イエス様がお生まれになろうとする、そのとき、ヨセフは、人口調査のため、
生まれ故郷に帰らなければなりませんでした。しかし、なぜ臨月を迎えたマリア
も一緒に同行させたのでしょうか?
ひょっとすると、婚約期間に身ごもったマリアに対して、ヨセフの実家の態度
が冷淡であったからなのかもしれません。マリアをひとり残しておくことができ
なかったとも考えられます。
ベツレヘムに着いたマリアとヨセフは馬小屋に泊まります。そこで、救い主イ
エス様はお生まれになりました。全人類の救い主、神の子キリストは、なんと窮
屈な、困難の中で誕生されたことでしょう。
お生まれになったイエス様を最初に拝みに来たのは羊飼いたち。しばらくして
博士たちが訪れます。その時にはイエス様は、もはや馬小屋ではなく、家に住ん
でいたと思われます(マタイ2:11)。
しかしその後、さらなる困難がイエス様を襲います。それが先にご紹介した聖
句です。イエス様を授かったヨセフ夫婦は、エジプトへの難民生活を余儀なくさ
れます。
神様のご計画に召されているというのに、そこにはいつも困難と障害がともな
います。神様のご計画は必ずしもスムーズに、この世の栄光の中で進んでゆくわ
けではないようです。
人類の救いを果すために世にお生まれになったイエス様は、誕生を迎えられた
その時から、困難の中に投げ出されていました。そして、イエス様の使命は、そ
の後、多くの困難と障害の中で全うされて行きます。そしてやがてそのご計画は
十字架を迎えます。
この世的に見るならば最悪の事態の中、しかしまさにその時、人類の救いが全
うされていたのです。その時、誰がいったいイエス様の十字架の本当の意味を知っ
ていたでしょう。
その後、イエス様の福音を宣べ伝え始めたイエス様の弟子たちも、やがて迫害
されます。
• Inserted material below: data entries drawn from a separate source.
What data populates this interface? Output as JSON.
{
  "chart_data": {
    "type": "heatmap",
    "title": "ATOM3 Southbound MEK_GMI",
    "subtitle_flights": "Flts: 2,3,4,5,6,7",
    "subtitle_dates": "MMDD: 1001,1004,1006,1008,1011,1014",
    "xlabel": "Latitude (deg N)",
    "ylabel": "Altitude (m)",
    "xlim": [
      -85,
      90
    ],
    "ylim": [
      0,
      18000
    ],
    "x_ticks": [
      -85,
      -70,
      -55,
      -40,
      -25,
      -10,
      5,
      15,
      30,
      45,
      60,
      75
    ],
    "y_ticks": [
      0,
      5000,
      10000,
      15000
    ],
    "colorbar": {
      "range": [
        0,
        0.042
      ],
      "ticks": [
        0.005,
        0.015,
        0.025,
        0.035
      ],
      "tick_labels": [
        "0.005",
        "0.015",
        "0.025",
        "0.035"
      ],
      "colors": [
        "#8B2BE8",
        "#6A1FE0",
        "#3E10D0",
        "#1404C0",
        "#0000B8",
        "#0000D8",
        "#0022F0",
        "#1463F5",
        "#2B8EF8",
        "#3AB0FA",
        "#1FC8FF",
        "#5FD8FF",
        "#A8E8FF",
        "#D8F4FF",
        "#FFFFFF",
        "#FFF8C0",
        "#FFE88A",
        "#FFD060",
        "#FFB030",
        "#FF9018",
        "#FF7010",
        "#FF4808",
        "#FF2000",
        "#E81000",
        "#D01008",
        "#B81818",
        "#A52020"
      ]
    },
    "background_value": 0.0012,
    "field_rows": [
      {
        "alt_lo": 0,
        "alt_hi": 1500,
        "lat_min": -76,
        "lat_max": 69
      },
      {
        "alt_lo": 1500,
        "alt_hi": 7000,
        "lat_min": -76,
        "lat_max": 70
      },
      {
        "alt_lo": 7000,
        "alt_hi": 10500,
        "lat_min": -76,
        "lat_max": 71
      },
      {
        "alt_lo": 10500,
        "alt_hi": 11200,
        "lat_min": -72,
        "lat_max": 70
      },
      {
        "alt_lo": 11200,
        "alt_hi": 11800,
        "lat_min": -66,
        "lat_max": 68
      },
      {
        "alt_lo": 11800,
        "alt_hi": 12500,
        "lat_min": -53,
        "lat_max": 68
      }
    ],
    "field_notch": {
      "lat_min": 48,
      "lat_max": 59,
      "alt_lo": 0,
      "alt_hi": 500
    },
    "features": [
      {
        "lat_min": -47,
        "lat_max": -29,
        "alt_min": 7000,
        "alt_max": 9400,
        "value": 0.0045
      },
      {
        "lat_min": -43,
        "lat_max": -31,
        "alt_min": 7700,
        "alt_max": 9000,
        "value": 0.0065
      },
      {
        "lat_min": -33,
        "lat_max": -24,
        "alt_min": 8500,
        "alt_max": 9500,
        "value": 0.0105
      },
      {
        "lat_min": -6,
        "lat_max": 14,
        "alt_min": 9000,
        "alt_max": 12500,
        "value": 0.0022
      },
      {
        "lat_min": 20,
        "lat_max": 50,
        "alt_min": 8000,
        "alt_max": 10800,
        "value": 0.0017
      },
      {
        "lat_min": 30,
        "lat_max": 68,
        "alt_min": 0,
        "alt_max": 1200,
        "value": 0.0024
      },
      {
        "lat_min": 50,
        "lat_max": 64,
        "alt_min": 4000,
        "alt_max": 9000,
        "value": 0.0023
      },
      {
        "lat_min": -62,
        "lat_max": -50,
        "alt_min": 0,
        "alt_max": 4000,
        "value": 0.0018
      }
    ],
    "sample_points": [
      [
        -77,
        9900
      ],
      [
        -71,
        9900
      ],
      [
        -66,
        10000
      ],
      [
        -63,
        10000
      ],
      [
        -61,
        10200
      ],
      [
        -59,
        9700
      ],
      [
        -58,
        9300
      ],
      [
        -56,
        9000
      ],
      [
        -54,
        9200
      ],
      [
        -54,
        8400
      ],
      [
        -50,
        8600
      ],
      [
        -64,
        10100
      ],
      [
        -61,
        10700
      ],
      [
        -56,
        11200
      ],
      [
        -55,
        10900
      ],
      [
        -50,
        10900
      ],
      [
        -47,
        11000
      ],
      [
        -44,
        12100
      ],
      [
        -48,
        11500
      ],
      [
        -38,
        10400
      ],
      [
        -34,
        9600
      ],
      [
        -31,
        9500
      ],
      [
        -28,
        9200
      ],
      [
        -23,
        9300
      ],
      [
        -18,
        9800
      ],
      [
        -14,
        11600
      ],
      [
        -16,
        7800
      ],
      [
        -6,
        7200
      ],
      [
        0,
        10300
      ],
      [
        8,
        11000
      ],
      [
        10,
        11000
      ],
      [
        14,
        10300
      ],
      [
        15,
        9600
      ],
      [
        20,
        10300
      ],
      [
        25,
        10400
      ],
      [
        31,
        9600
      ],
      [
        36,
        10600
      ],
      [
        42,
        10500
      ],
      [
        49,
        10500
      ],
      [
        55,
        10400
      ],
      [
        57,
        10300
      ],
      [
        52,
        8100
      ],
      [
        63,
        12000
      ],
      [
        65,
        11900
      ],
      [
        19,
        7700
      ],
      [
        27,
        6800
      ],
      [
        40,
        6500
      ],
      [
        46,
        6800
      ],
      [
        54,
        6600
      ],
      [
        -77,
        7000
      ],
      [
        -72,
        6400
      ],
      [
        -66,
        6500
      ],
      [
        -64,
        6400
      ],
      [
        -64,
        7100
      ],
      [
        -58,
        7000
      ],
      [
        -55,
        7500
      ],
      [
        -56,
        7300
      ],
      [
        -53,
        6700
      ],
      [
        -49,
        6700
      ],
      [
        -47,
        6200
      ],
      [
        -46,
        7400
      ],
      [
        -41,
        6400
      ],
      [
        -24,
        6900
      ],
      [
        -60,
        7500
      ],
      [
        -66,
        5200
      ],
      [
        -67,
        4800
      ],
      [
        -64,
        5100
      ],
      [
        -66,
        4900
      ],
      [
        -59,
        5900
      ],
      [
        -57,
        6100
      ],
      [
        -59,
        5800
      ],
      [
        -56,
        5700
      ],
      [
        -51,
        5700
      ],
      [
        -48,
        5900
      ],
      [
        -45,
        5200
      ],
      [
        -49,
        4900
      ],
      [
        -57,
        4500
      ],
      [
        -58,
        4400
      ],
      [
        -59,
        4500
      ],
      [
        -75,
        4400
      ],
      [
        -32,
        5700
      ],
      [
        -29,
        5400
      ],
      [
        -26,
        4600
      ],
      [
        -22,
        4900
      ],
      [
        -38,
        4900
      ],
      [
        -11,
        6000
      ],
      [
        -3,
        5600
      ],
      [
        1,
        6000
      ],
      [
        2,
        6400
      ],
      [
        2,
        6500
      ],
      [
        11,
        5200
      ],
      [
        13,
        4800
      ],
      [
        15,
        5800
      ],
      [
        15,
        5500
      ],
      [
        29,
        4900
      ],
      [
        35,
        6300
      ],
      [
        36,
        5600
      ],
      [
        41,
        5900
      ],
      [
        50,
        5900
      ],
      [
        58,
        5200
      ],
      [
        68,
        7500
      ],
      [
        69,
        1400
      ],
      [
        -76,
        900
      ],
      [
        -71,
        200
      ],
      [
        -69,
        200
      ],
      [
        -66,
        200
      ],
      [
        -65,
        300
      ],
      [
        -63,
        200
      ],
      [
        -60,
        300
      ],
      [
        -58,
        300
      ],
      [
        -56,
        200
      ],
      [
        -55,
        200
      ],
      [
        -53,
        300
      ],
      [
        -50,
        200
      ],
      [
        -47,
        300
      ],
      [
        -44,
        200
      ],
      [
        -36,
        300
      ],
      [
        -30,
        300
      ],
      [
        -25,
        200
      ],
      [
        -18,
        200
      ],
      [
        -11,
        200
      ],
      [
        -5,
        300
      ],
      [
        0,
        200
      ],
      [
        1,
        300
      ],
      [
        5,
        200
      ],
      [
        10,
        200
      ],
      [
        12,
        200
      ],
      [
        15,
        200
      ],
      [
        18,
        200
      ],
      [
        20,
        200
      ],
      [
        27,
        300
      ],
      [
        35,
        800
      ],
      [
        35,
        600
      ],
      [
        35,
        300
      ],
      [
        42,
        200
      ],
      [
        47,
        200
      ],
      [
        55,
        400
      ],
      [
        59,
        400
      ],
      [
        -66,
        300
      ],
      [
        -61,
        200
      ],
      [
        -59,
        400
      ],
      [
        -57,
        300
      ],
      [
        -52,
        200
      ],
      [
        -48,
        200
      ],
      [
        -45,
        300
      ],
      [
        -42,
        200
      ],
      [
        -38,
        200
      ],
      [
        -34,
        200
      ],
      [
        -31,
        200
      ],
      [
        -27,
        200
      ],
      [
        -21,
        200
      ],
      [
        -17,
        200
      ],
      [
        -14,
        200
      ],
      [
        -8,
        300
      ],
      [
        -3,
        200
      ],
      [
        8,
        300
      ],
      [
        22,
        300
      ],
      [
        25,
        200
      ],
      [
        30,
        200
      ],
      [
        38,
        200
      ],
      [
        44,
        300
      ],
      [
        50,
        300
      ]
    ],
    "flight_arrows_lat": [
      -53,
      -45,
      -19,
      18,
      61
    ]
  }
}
ある者は迫害の中で、ふるさとを追われます。しかしそのような迫害
の中でイエス様の福音は全世界に広められて行きました。こうして、神様の御業
は逆境の中、困難の中で進展していったのです。
このように見てゆきますと、神様の御業は必ずしも祝福と繁栄のうちに進んで
行くわけではなさそうです。かえって逆境の中、困難の中に全うされていくこと
が多いようです。
先日の安息日説教の題は「三つ目の道」というものでした。自分ではこれを
「みっつめの道」第三の道というつもりで選んだのですが、人から「先生、これ
は『みつめの道』ですか」と聞かれました。
手塚治虫の「三つ目がとおる」という漫画がありましたが、「神通力」を持つ
第三の目を持つ少年の話です。その意味では、この「三つ目の道」という言葉が
個人的には気に入っています。
「三つ目の道」それは神様の道です。人の目にはつらく、困難に思える道も、
ひょっとするとその中でこそ、神様の御業が着々と進行しているのかもしれませ
ん。
神を愛する者たち、つまり、御計画に従って召された者たちには、万事が益と
なるように共に働くということを、わたしたちは知っています(ロマ8:28)。
人の目ではプラスはプラス、マイナスはマイナスです。しかし、神様の目から
それを見ていただくなら、マイナスに見える出来事の中にこそ、プラスの出来事、
神様の御業が進展しているのかもしれないのです。